何がなくなると「食道がん」を疑った方がいい?初期症状を医師が解説!

何がなくなると「食道がん」を疑った方がいい?初期症状を医師が解説!

食道がんの初期症状とは?メディカルドック監修医が解説します。

※この記事はメディカルドックにて『「食道がんの初期症状」はご存知ですか?セルフチェック法も医師が解説!』と題して公開した記事を再編集して配信している記事となります。

甲斐沼 孟

監修医師:
甲斐沼 孟(上場企業産業医)

大阪市立大学(現・大阪公立大学)医学部医学科卒業。大阪急性期・総合医療センター外科後期臨床研修医、大阪労災病院心臓血管外科後期臨床研修医、国立病院機構大阪医療センター心臓血管外科医員、大阪大学医学部附属病院心臓血管外科非常勤医師、大手前病院救急科医長。上場企業産業医。日本外科学会専門医、日本病院総合診療医学会認定医など。著書は「都市部二次救急1病院における高齢者救急医療の現状と今後の展望」「高齢化社会における大阪市中心部の二次救急1病院での救急医療の現状」「播種性血管内凝固症候群を合併した急性壊死性胆嚢炎に対してrTM投与および腹腔鏡下胆嚢摘出術を施行し良好な経過を得た一例」など。

「食道がん」とは?

食道は、咽頭(のど)と胃の間をつなぐ管状の臓器です。そして、食道がんとは、解剖学的に喉と胃をつなぐ場所にある約25cm程度の食道部位にできる悪性腫瘍のことです。統計学的に、女性よりも男性に多いがんとして知られています。今回は、食道がんの初期症状、検査方法、治療法などを紹介していきます。

食道がんの前兆となる初期症状

いわゆる「食道」と呼ばれる内臓は、口から食べた物を胃に運ぶ働きを持つ管状の臓器です。一般的には、私たちの口から食べ物が入ってきた際には、食道壁が自然と動かされて食べ物が胃に送られる仕組みになっています。食道は体の中心部にあり、その周囲には心臓や大動脈、肺といった重要な臓器に囲まれています。
食道の構造は、粘膜、粘膜下層、固有筋層、外膜の4つの層から構成されています。がんの初期段階では食道の表面(粘膜)から発症し始め、がんが進行すると深い層まで侵されることになります。
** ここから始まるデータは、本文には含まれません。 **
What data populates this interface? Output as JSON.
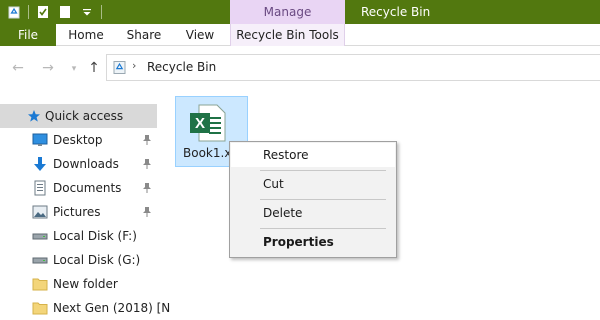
{
  "window": {
    "title": "Recycle Bin",
    "context_group": "Manage"
  },
  "ribbon": {
    "tabs": [
      "File",
      "Home",
      "Share",
      "View",
      "Recycle Bin Tools"
    ]
  },
  "address": {
    "location": "Recycle Bin",
    "separator": "›"
  },
  "nav": {
    "back_glyph": "←",
    "forward_glyph": "→",
    "recent_glyph": "▾",
    "up_glyph": "↑"
  },
  "nav_pane": {
    "items": [
      {
        "label": "Quick access",
        "icon": "star-icon"
      },
      {
        "label": "Desktop",
        "icon": "desktop-icon",
        "pinned": true
      },
      {
        "label": "Downloads",
        "icon": "download-icon",
        "pinned": true
      },
      {
        "label": "Documents",
        "icon": "documents-icon",
        "pinned": true
      },
      {
        "label": "Pictures",
        "icon": "pictures-icon",
        "pinned": true
      },
      {
        "label": "Local Disk (F:)",
        "icon": "drive-icon"
      },
      {
        "label": "Local Disk (G:)",
        "icon": "drive-icon"
      },
      {
        "label": "New folder",
        "icon": "folder-icon"
      },
      {
        "label": "Next Gen (2018) [N",
        "icon": "folder-icon"
      }
    ]
  },
  "files": [
    {
      "name": "Book1.xl",
      "icon": "excel-file-icon",
      "badge_letter": "X"
    }
  ],
  "context_menu": {
    "items": [
      "Restore",
      "Cut",
      "Delete",
      "Properties"
    ]
  },
  "colors": {
    "title_bar": "#52780f",
    "context_tab": "#e9d5f4",
    "selection": "#cce8ff",
    "excel_green": "#1f7246",
    "quick_access_blue": "#1a79d3"
  }
}
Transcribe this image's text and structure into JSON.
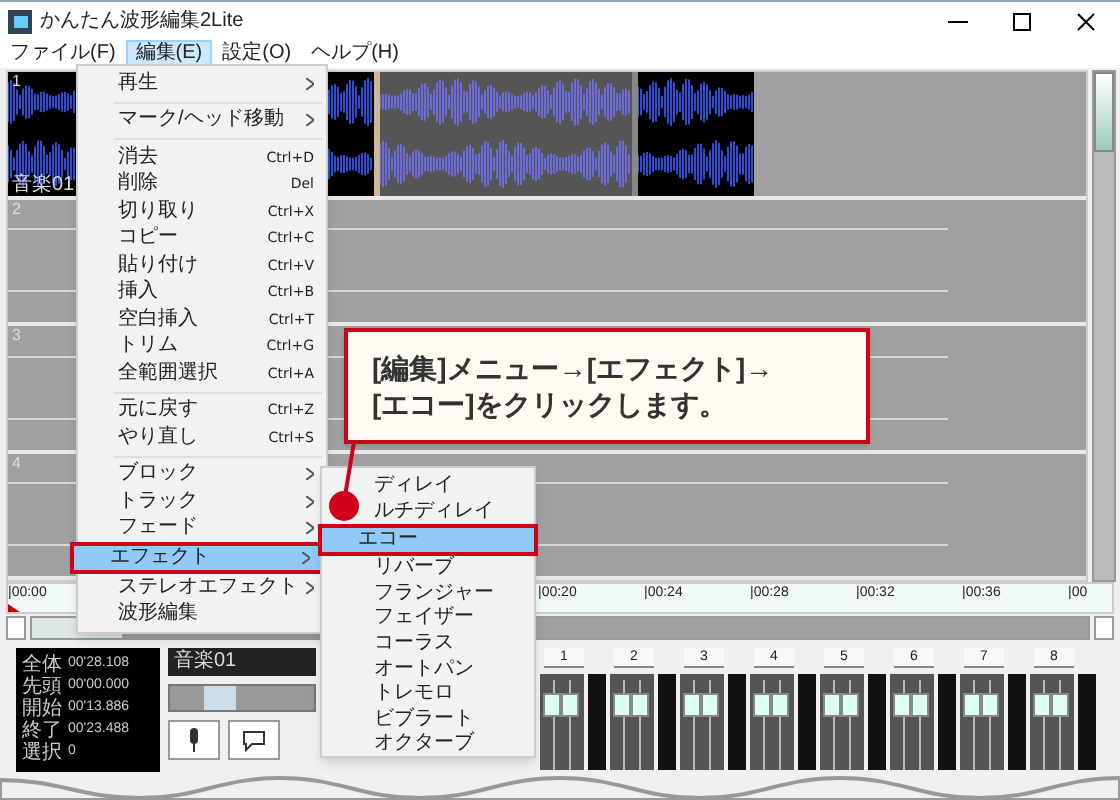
{
  "window": {
    "title": "かんたん波形編集2Lite"
  },
  "menubar": [
    {
      "label": "ファイル(F)",
      "selected": false
    },
    {
      "label": "編集(E)",
      "selected": true
    },
    {
      "label": "設定(O)",
      "selected": false
    },
    {
      "label": "ヘルプ(H)",
      "selected": false
    }
  ],
  "tracks": [
    {
      "number": "1",
      "name": "音楽01",
      "kind": "audio"
    },
    {
      "number": "2",
      "kind": "empty"
    },
    {
      "number": "3",
      "kind": "empty"
    },
    {
      "number": "4",
      "kind": "empty"
    }
  ],
  "timeline": [
    "|00:00",
    "|00:20",
    "|00:24",
    "|00:28",
    "|00:32",
    "|00:36",
    "|00"
  ],
  "edit_menu": [
    {
      "kind": "item",
      "label": "再生",
      "submenu": true,
      "selected": false
    },
    {
      "kind": "separator"
    },
    {
      "kind": "item",
      "label": "マーク/ヘッド移動",
      "submenu": true,
      "selected": false
    },
    {
      "kind": "separator"
    },
    {
      "kind": "item",
      "label": "消去",
      "shortcut": "Ctrl+D",
      "selected": false
    },
    {
      "kind": "item",
      "label": "削除",
      "shortcut": "Del",
      "selected": false
    },
    {
      "kind": "item",
      "label": "切り取り",
      "shortcut": "Ctrl+X",
      "selected": false
    },
    {
      "kind": "item",
      "label": "コピー",
      "shortcut": "Ctrl+C",
      "selected": false
    },
    {
      "kind": "item",
      "label": "貼り付け",
      "shortcut": "Ctrl+V",
      "selected": false
    },
    {
      "kind": "item",
      "label": "挿入",
      "shortcut": "Ctrl+B",
      "selected": false
    },
    {
      "kind": "item",
      "label": "空白挿入",
      "shortcut": "Ctrl+T",
      "selected": false
    },
    {
      "kind": "item",
      "label": "トリム",
      "shortcut": "Ctrl+G",
      "selected": false
    },
    {
      "kind": "item",
      "label": "全範囲選択",
      "shortcut": "Ctrl+A",
      "selected": false
    },
    {
      "kind": "separator"
    },
    {
      "kind": "item",
      "label": "元に戻す",
      "shortcut": "Ctrl+Z",
      "selected": false
    },
    {
      "kind": "item",
      "label": "やり直し",
      "shortcut": "Ctrl+S",
      "selected": false
    },
    {
      "kind": "separator"
    },
    {
      "kind": "item",
      "label": "ブロック",
      "submenu": true,
      "selected": false
    },
    {
      "kind": "item",
      "label": "トラック",
      "submenu": true,
      "selected": false
    },
    {
      "kind": "item",
      "label": "フェード",
      "submenu": true,
      "selected": false
    },
    {
      "kind": "item",
      "label": "エフェクト",
      "submenu": true,
      "selected": true
    },
    {
      "kind": "item",
      "label": "ステレオエフェクト",
      "submenu": true,
      "selected": false
    },
    {
      "kind": "item",
      "label": "波形編集",
      "selected": false
    }
  ],
  "effect_submenu": [
    {
      "label": "ディレイ",
      "selected": false
    },
    {
      "label": "ルチディレイ",
      "selected": false
    },
    {
      "label": "エコー",
      "selected": true
    },
    {
      "label": "リバーブ",
      "selected": false
    },
    {
      "label": "フランジャー",
      "selected": false
    },
    {
      "label": "フェイザー",
      "selected": false
    },
    {
      "label": "コーラス",
      "selected": false
    },
    {
      "label": "オートパン",
      "selected": false
    },
    {
      "label": "トレモロ",
      "selected": false
    },
    {
      "label": "ビブラート",
      "selected": false
    },
    {
      "label": "オクターブ",
      "selected": false
    }
  ],
  "callout": {
    "text": "[編集]メニュー→[エフェクト]→\n[エコー]をクリックします。"
  },
  "info_panel": [
    {
      "label": "全体",
      "value": "00'28.108"
    },
    {
      "label": "先頭",
      "value": "00'00.000"
    },
    {
      "label": "開始",
      "value": "00'13.886"
    },
    {
      "label": "終了",
      "value": "00'23.488"
    },
    {
      "label": "選択",
      "value": "0"
    }
  ],
  "track_panel": {
    "name": "音楽01",
    "level": 0.35
  },
  "mixer": [
    "1",
    "2",
    "3",
    "4",
    "5",
    "6",
    "7",
    "8"
  ]
}
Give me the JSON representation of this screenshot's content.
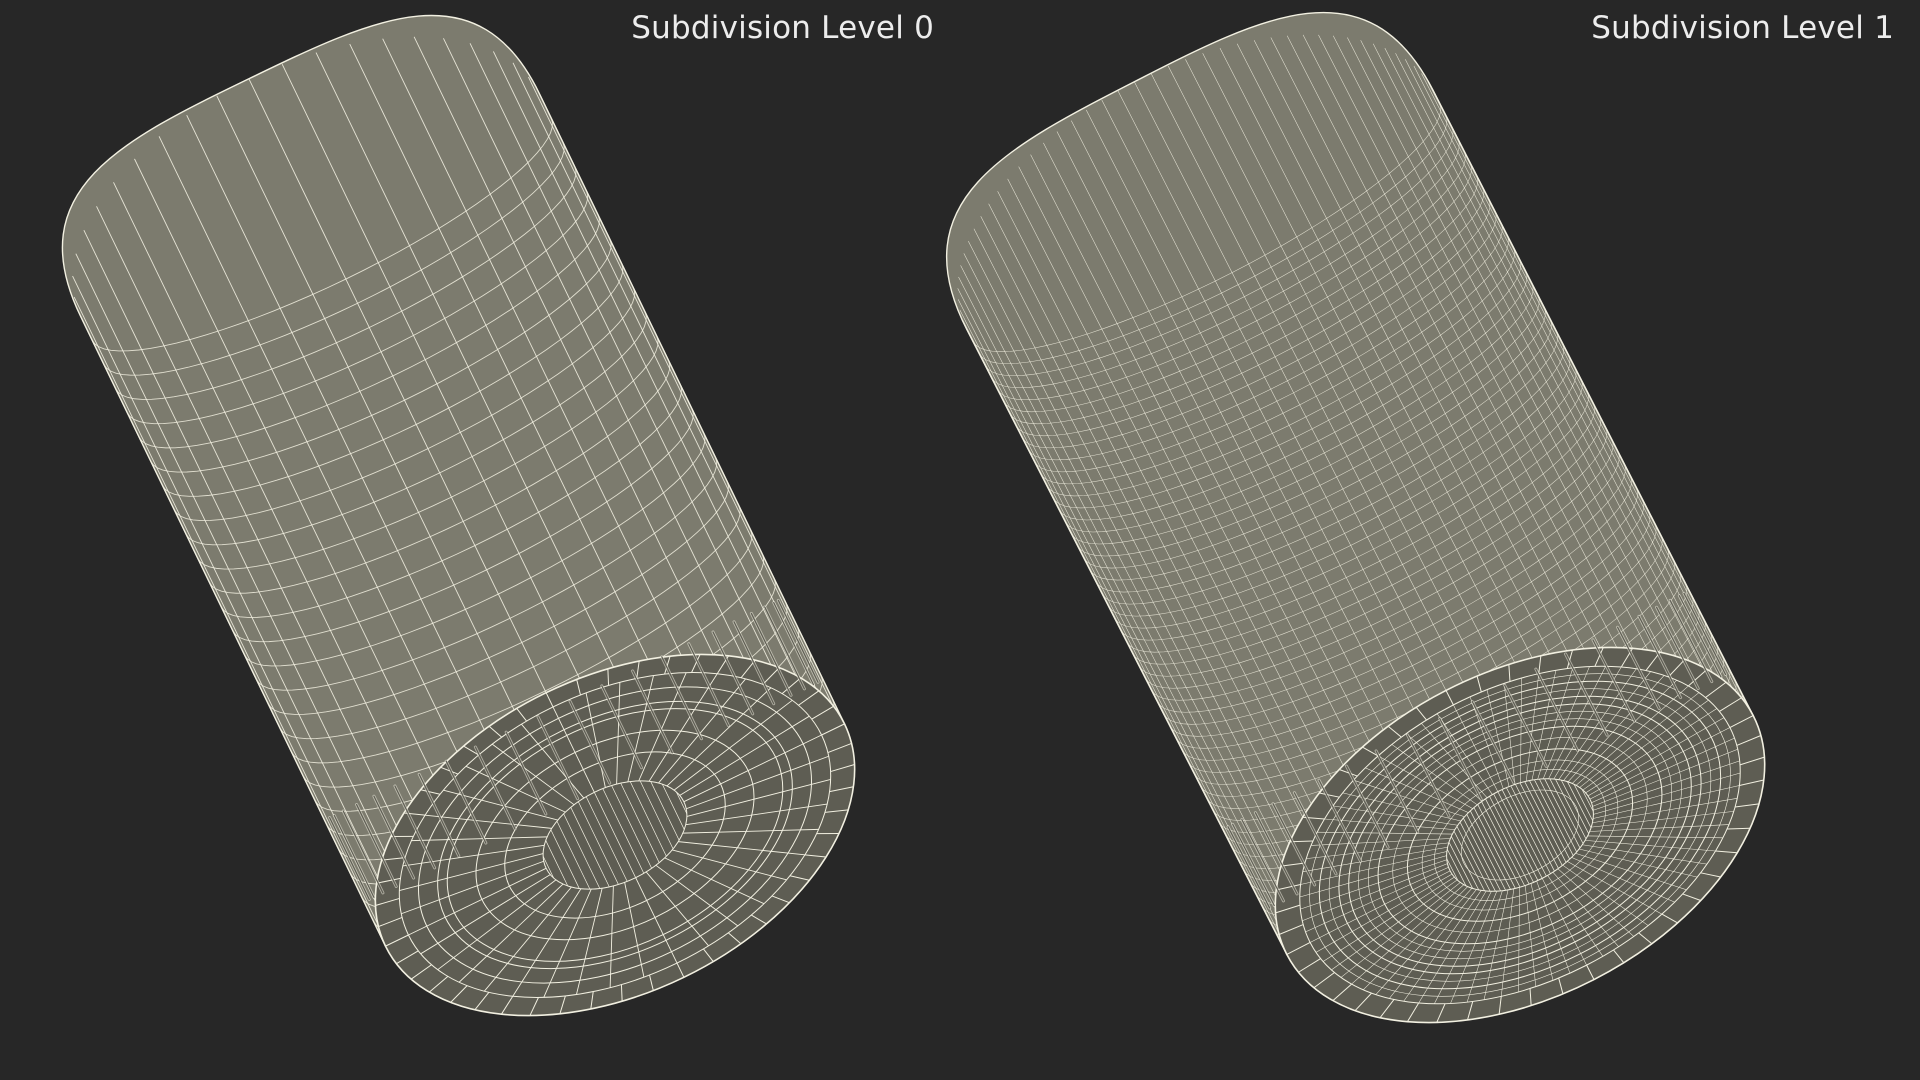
{
  "panels": [
    {
      "label": "Subdivision Level 0",
      "subdivision_level": 0
    },
    {
      "label": "Subdivision Level 1",
      "subdivision_level": 1
    }
  ],
  "colors": {
    "background": "#272727",
    "surface": "#7c7b6e",
    "surface_dark": "#5e5d53",
    "wire": "#f2f0e1",
    "label": "#ececec"
  }
}
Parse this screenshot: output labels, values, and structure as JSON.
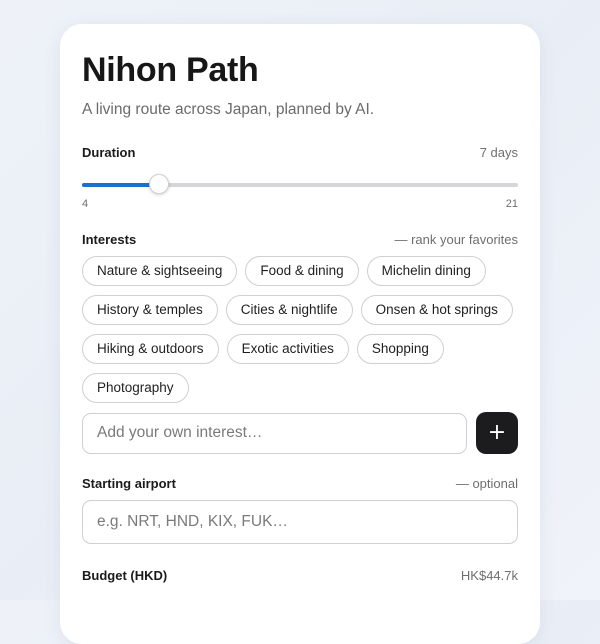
{
  "app": {
    "title": "Nihon Path",
    "subtitle": "A living route across Japan, planned by AI."
  },
  "duration": {
    "label": "Duration",
    "value_text": "7 days",
    "value": 7,
    "min": 4,
    "max": 21,
    "min_label": "4",
    "max_label": "21",
    "accent_color": "#1f6fd1"
  },
  "interests": {
    "label": "Interests",
    "hint": "— rank your favorites",
    "chips": [
      "Nature & sightseeing",
      "Food & dining",
      "Michelin dining",
      "History & temples",
      "Cities & nightlife",
      "Onsen & hot springs",
      "Hiking & outdoors",
      "Exotic activities",
      "Shopping",
      "Photography"
    ],
    "custom_placeholder": "Add your own interest…",
    "add_icon": "plus-icon",
    "add_glyph": "+"
  },
  "airport": {
    "label": "Starting airport",
    "hint": "— optional",
    "placeholder": "e.g. NRT, HND, KIX, FUK…"
  },
  "budget": {
    "label": "Budget (HKD)",
    "value_text": "HK$44.7k"
  }
}
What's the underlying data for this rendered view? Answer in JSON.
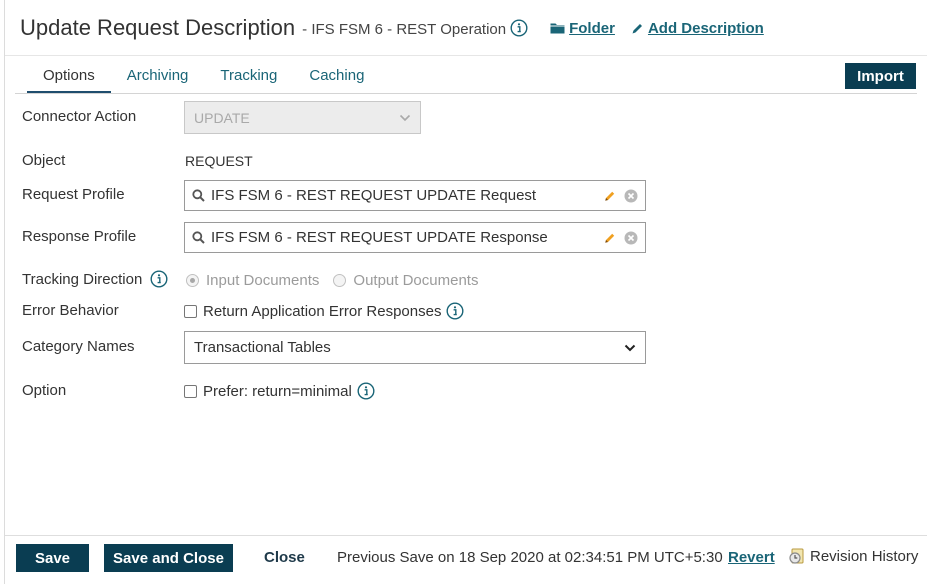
{
  "header": {
    "title": "Update Request Description",
    "subtitle": "- IFS FSM 6 - REST Operation",
    "folder_label": "Folder",
    "add_description_label": "Add Description"
  },
  "tabs": [
    {
      "label": "Options",
      "active": true
    },
    {
      "label": "Archiving",
      "active": false
    },
    {
      "label": "Tracking",
      "active": false
    },
    {
      "label": "Caching",
      "active": false
    }
  ],
  "import_label": "Import",
  "form": {
    "connector_action": {
      "label": "Connector Action",
      "value": "UPDATE"
    },
    "object": {
      "label": "Object",
      "value": "REQUEST"
    },
    "request_profile": {
      "label": "Request Profile",
      "value": "IFS FSM 6 - REST REQUEST UPDATE Request"
    },
    "response_profile": {
      "label": "Response Profile",
      "value": "IFS FSM 6 - REST REQUEST UPDATE Response"
    },
    "tracking_direction": {
      "label": "Tracking Direction",
      "option_input": "Input Documents",
      "option_output": "Output Documents",
      "selected": "Input Documents"
    },
    "error_behavior": {
      "label": "Error Behavior",
      "checkbox_label": "Return Application Error Responses",
      "checked": false
    },
    "category_names": {
      "label": "Category Names",
      "value": "Transactional Tables"
    },
    "option": {
      "label": "Option",
      "checkbox_label": "Prefer: return=minimal",
      "checked": false
    }
  },
  "footer": {
    "save_label": "Save",
    "save_close_label": "Save and Close",
    "close_label": "Close",
    "status": "Previous Save on 18 Sep 2020 at 02:34:51 PM UTC+5:30",
    "revert_label": "Revert",
    "revision_history_label": "Revision History"
  },
  "colors": {
    "primary_button": "#0a3d52",
    "link": "#1a6577",
    "pencil": "#f0a020"
  },
  "icons": [
    "info-icon",
    "folder-icon",
    "pencil-icon",
    "search-icon",
    "edit-icon",
    "clear-icon",
    "chevron-down-icon",
    "revision-history-icon"
  ]
}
そして、一番外側の外膜まで達すると、がん細胞が食道を超えて周囲の臓器に転移します。
食道がんの初期段階では、あまり自覚症状を持たないケースがほとんどですが、なかには「食べ物を飲み込むときに、胸がチクチクと痛む」「熱いものを飲むときにしみる」「食べ物がつかえる感じがして、うまく飲み込めない」などの症状が出てきます。これらの症状について詳しく解説します。

胸の違和感

食べ物を飲み込んだ際に胸の奥にチクッとした痛みがある、熱いものを飲むとしみるなどの症状は、食道がんの早期発見につながることがある重要な症状です。これは炎症がおきている食道の粘膜に固形物や熱いものが当たり刺激するため起こる症状です。ただし、基本的に食道がんは初めはほとんど症状がないケースが多いため、胸の違和感を自覚した時点である程度がんが進行してしまっていることもしばしばあります。
また、食道がんが周りの肺や背骨、大動脈を圧迫するようになると、胸の奥や背中に痛みを感じるようになります。したがって、胸や背中の痛みを自覚した時には、もう既にがん転移を起こしている末期の状態の可能性もあります。

うまく飲み込めない

嚥下障害(うまく飲み込めない)という症状は食道がん初期の症状というより、食道がんに気づくきっかけとなる最初の症状として多いものです。食道がんが大きくなると食道が狭窄し、食べ物を飲み込む際のつかえ感が現れます。がんが大きくなるにつれて、食道の内側が狭くなると、飲食物がつかえやすくなり、次第に軟らかい食べ物しか通らなくなります。さらにがんが大きくなると、食道がほぼ閉塞してしまい液体すら通らなくなり、唾液も飲み込めなくなることもあります。
嚥下障害は食道がんの進行に合わせて、どんどん症状が悪化します。気づいた時点でできるだけ早く消化器内科を受診し、治療することが大切です。

食欲がなくなる

つかえ感が強くなると食事量が減って体重が減少することもあります。認知症などで本人がつかえ感を自覚していなかったり、周囲に伝えていなかったりするケースでは、原因不明の食欲低下をきっかけに食道がんが見つかることもあります。特に風邪を引いているわけでもないのに数ヶ月単位で食が細くなっている場合や、固いものや熱いものを避けて柔らかいものやゼリー状のものを好むようになってきた場合には、一度食道がんを疑い医療機関を受診することをお勧めします。受診すべき診療科は消化器内科もしくは消化器外科です。